煙でもなかった

 ずっともやもやしていたことが、とりあえず決着に向けて動き出した。将棋界のことである。
 三浦九段は対局中に将棋ソフトを見たという疑惑から、挑戦者になっていた竜王戦を含め棋戦に参加できなくなっていた。正確には三浦九段が休場すると言ったのに休場届を出さなかった、というよくわからない理由で対局ができなくなったのだが、その点も含めてもやもやさせられっぱなしだった。

 将棋界がこんな感じなのは、今に始まったことではない。女流棋士独立騒動の時も、よくわからないことが多かった。ただ、あの頃はくせの強い会長がいて、彼がいろいろと騒動を起こしている、という感じだった。けれども今回は、誰がどんな意図で動いているのかも見えてこず、ただただ騒動が大きくなっている感じだった。
 世間にも大きく報じられたが、将棋に興味のない人々には「棋士が将棋ソフトでカンニングしてしまった事件」と思われただろう。実際には、ソフトを見たかどうか、判断するには情報が少なかった。ただなんとなく、「プロがそう感じたならそうなんだろう」と思った人が多いのではないか。私も、疑うぐらいだから確かな何かあったんだろう、と思った。
 ただ、情報が出てくるにつれおかしな話になってきた。一部の棋士が事前に会合を開いていたり、どう考えても証拠にならないような「一致率」なるものが持ち出されてきたり。「あれ、言うほど確かじゃないぞ」となってきた。
 幸いだったのは、三浦九段がしっかりとした対応をしたことだった。対抗して雑誌に情報を流したりせず、弁護士に頼ったのである。そして、そのせいかどうか第三者委員が設置され、かなりまともに調査がされたようである。かくして、三浦九段にかかった疑いは晴れて、連盟側も謝罪(と表現するには不十分だとは思うが)することになったのである。

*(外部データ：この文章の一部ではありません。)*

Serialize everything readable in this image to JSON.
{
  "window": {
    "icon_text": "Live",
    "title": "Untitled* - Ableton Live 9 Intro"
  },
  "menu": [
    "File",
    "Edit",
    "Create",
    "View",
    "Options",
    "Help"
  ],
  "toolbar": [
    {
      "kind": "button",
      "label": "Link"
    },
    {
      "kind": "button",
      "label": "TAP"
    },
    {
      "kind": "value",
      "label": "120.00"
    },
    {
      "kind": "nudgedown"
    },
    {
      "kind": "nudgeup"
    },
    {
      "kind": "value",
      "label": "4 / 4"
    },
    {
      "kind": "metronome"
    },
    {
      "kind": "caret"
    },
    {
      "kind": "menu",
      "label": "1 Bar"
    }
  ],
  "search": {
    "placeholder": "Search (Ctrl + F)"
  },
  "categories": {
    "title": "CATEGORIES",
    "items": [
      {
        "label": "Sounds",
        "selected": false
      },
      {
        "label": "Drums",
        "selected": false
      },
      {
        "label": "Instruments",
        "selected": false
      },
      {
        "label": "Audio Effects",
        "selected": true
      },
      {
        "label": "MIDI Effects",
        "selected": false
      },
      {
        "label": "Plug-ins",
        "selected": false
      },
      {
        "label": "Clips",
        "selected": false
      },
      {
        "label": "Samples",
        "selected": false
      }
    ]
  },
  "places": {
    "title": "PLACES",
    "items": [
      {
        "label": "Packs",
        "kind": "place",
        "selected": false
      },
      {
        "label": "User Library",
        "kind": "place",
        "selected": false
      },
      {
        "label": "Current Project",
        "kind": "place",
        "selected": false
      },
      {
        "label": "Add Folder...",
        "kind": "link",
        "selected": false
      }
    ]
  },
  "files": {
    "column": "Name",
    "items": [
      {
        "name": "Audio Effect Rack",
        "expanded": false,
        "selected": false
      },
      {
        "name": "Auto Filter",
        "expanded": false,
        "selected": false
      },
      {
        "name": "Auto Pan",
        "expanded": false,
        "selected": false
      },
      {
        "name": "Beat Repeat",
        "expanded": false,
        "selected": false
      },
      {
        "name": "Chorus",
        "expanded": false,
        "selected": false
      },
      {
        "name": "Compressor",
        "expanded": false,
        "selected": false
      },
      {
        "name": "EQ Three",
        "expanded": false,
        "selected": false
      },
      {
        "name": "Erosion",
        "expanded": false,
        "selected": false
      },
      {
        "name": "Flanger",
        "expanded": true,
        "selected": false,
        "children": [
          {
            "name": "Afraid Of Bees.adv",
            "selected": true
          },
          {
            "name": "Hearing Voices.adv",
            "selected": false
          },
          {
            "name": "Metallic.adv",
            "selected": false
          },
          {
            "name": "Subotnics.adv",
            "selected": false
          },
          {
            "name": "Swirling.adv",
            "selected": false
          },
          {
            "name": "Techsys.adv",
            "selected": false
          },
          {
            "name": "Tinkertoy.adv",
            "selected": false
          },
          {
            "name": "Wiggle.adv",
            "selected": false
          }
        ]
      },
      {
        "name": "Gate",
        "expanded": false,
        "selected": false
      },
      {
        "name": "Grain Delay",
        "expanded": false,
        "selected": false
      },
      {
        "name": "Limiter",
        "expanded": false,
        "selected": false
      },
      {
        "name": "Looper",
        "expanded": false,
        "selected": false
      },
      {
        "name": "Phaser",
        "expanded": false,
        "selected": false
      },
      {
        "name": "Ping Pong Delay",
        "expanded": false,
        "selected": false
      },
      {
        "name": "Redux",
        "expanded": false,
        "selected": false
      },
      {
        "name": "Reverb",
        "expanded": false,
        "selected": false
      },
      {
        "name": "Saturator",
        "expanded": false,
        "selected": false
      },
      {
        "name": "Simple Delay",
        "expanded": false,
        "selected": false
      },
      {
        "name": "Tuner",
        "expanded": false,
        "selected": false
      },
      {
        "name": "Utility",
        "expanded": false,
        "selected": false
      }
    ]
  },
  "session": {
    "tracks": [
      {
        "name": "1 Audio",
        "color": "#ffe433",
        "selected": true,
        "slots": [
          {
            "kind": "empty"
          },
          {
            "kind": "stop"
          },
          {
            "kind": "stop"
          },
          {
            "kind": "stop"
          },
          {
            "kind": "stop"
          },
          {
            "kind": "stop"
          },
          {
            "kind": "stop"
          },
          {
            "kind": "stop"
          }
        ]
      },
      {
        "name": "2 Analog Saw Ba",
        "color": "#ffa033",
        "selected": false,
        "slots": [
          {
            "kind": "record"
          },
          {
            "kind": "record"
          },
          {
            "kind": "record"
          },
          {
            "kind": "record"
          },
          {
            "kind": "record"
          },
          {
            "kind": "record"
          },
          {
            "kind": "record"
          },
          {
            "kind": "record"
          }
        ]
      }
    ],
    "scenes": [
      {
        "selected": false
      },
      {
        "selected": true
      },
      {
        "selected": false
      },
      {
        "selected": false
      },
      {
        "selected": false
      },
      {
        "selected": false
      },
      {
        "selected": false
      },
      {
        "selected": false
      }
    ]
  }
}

 ただ、もやもやが完全に晴れたわけではない。三浦九段が復帰することはできるだろうが、世間に与えてしまった多くの誤解はなかなかなくならないだろう。いまだに「疑われることをしたのが悪い」「火のないところに煙は立たない」と言っている人がいる。しかし今回の調査によって、三浦九段が疑うに足る長時間の離席をしておらず、ソフトを利用したと言える形跡もなかったことが分かった。つまり、「煙を見たと思って告発したものの、煙すら出ていなかった」のである。
 そもそも多くの棋士は、しばしば離席する。このような騒動があった後でも、中継のある対局で離席する棋士の姿は普通に見られる。それが普通だからだろう。ただ将棋ファン以外はそんなことを知るはずもなく、「離席する方が悪い」と思っても仕方がないと言えば仕方がない。三浦九段の名誉のためにも、「棋士は離席するもの」という事実を連盟がしっかり伝えていくべきと思うのだが、まあしないだろうと思う。だから、微力ながら私から伝えておきます。
 また、「今後の対局で示していくしかない」という意見も見られるが、これは危険な考え方である。というのも、三浦九段は続けて勝ったことによって疑われたのだ。対局で示さないとならないということは、復帰後負けが込めば「やっぱりソフトを見ないと負けるんじゃないか」と言われてしまうことになる。しかし棋士というのは当然調子の悪い時期もあり、タイトルホルダーでも半分以上負けていることがある。また、会見でも三浦九段は将棋の研究ができていないと述べていた。万全の準備ができていない状態になっている人間に、「勝てたら嫌疑が晴れますよ」と言うのは酷である。
 「仕事を頑張ることで誠意を示す」というのは、誠意を示さなければならない人が言うことである。だから三浦九段は、対局によって何かを示す必要は全くない。むしろ三浦九段が対局で実力を発揮できるように、連盟の側が誠意を示すべきである(今のところ期待できそうにない)。三浦九段はタイトル戦の機会を奪われ、他の棋戦の挑戦者となる機会も失われた。金銭面での損失も大きいはずだ。

 私は今回のことで将棋ファンが離れてしまっても、仕方がないと思っている。将棋は楽しいし、棋士は魅力的だ。しかし将棋連盟という組織は別だ。プレイヤーの運営する組織にはだいたい同じような問題が起こるが、それにしてもなあ、と感じる。せめて優秀な弁護士などに頼ってうまく立ち回ることぐらいはできないのか、と思ってしまう。ソフトによって棋士という仕事がなくなるとは思わないが、将棋のプロが永遠に日本将棋連盟所属でなければならないという決まりもない。
 なかばあきらめつつも、今回のことを機にいろいろ改善されて行けば、とは思う。せめて、ファンが見られたはずの棋譜を見られなくなる、という事態は避けてほしい。あ、こうやって譲歩するからいけないんですよね。変わらなければ、私も去ります。